Comment 21 Stefan Schimanski 2021-08-25 10:37:54 UTC
*** Bug 1997057 has been marked as a duplicate of this bug. ***

Comment 22 Michal Fojtik 2021-08-25 11:15:25 UTC
The LifecycleStale keyword was removed because the bug got commented on recently.
The bug assignee was notified.

Comment 23 Joe Lanford 2021-08-30 14:07:07 UTC
It appears that this bug is causing all PRs in `openshift/oc` to fail the `ci/prow/e2e-agnostic-cmd` test.
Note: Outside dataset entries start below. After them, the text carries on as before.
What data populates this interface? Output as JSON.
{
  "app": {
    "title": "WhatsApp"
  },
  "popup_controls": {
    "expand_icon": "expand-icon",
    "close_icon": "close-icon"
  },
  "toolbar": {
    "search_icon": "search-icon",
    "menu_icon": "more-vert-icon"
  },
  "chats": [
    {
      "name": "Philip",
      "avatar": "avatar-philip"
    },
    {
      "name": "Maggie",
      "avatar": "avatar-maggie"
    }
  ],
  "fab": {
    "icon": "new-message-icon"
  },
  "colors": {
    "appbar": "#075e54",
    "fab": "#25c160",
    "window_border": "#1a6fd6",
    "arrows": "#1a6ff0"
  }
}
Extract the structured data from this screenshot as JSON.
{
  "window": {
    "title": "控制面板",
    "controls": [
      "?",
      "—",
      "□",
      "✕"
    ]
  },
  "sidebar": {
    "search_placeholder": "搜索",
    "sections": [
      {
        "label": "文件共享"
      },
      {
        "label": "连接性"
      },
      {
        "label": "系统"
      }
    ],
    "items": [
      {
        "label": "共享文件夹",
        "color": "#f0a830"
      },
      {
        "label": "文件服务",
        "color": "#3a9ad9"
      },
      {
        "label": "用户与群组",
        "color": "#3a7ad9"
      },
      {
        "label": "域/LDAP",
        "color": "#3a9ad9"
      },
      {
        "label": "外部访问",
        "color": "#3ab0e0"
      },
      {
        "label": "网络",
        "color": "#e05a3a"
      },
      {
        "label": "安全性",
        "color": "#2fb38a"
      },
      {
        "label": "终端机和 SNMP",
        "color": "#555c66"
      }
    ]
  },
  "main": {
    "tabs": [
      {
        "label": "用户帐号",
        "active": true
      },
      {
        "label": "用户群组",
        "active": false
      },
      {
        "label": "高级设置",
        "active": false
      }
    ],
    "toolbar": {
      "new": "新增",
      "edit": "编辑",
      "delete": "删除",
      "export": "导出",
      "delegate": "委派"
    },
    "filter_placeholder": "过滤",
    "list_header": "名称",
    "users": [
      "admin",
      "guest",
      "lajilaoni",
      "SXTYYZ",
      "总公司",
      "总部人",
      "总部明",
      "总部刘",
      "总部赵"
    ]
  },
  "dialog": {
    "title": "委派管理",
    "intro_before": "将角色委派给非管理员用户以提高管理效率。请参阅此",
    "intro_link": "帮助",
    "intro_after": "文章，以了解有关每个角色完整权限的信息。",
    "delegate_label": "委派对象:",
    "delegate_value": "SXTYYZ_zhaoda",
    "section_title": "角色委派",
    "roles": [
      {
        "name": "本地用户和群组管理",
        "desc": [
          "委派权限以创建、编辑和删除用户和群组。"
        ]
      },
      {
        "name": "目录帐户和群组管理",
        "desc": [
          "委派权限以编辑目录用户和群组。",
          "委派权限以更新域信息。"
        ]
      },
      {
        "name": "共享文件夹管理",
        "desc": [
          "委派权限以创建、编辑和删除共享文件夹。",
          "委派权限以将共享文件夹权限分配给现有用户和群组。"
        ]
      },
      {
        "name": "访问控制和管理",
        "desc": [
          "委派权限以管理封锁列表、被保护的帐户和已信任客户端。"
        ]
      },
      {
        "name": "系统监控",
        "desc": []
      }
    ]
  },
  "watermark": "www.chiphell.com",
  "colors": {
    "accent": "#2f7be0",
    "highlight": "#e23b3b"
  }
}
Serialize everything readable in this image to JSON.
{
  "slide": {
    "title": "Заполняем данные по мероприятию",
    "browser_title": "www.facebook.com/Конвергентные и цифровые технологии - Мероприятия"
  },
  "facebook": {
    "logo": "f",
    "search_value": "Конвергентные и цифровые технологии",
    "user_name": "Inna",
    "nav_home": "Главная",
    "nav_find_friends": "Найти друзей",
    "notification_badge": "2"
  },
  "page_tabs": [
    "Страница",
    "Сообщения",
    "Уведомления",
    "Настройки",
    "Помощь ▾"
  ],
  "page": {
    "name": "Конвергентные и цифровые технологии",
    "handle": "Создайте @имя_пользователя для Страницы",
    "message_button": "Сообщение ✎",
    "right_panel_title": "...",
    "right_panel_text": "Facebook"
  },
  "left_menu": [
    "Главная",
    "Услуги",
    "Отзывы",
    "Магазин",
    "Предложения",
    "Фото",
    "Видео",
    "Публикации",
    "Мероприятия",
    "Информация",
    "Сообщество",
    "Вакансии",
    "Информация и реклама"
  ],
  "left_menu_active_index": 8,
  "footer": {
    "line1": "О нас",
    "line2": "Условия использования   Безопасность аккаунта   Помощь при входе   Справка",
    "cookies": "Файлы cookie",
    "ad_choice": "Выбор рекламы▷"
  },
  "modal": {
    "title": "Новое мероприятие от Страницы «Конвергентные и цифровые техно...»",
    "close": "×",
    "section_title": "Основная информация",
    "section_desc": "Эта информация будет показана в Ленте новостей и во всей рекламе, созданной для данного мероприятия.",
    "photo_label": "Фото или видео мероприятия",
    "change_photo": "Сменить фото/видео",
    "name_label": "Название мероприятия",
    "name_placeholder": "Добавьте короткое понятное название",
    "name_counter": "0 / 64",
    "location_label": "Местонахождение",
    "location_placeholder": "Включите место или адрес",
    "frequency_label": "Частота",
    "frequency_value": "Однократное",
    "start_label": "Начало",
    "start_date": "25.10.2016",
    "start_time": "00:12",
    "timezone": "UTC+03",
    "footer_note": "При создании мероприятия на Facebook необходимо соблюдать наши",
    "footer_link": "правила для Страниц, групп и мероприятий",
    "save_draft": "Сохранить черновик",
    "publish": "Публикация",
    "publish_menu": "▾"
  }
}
Will this be resolved in time for blocked BZs to merge before code freeze? Otherwise, it seems like we may need to selectively /override any blocked PRs that are unrelated to this test (e.g. my sqlite catalog deprecation warning: https://github.com/openshift/oc/pull/908)

Comment 24 Michal Fojtik 2021-09-29 14:30:07 UTC
This bug hasn't had any activity in the last 30 days. Maybe the problem got resolved, was a duplicate of something else, or became less pressing for some reason - or maybe it's still relevant but just hasn't been looked at yet. As such, we're marking this bug as "LifecycleStale" and decreasing the severity/priority. If you have further information on the current state of the bug, please update it, otherwise this bug can be closed in about 7 days. The information can be, for example, that the problem still occurs, that you still want the feature, that more information is needed, or that the bug is (for whatever reason) no longer relevant. Additionally, you can add LifecycleFrozen into Whiteboard if you think this bug should never be marked as stale. Please consult with bug assignee before you do that.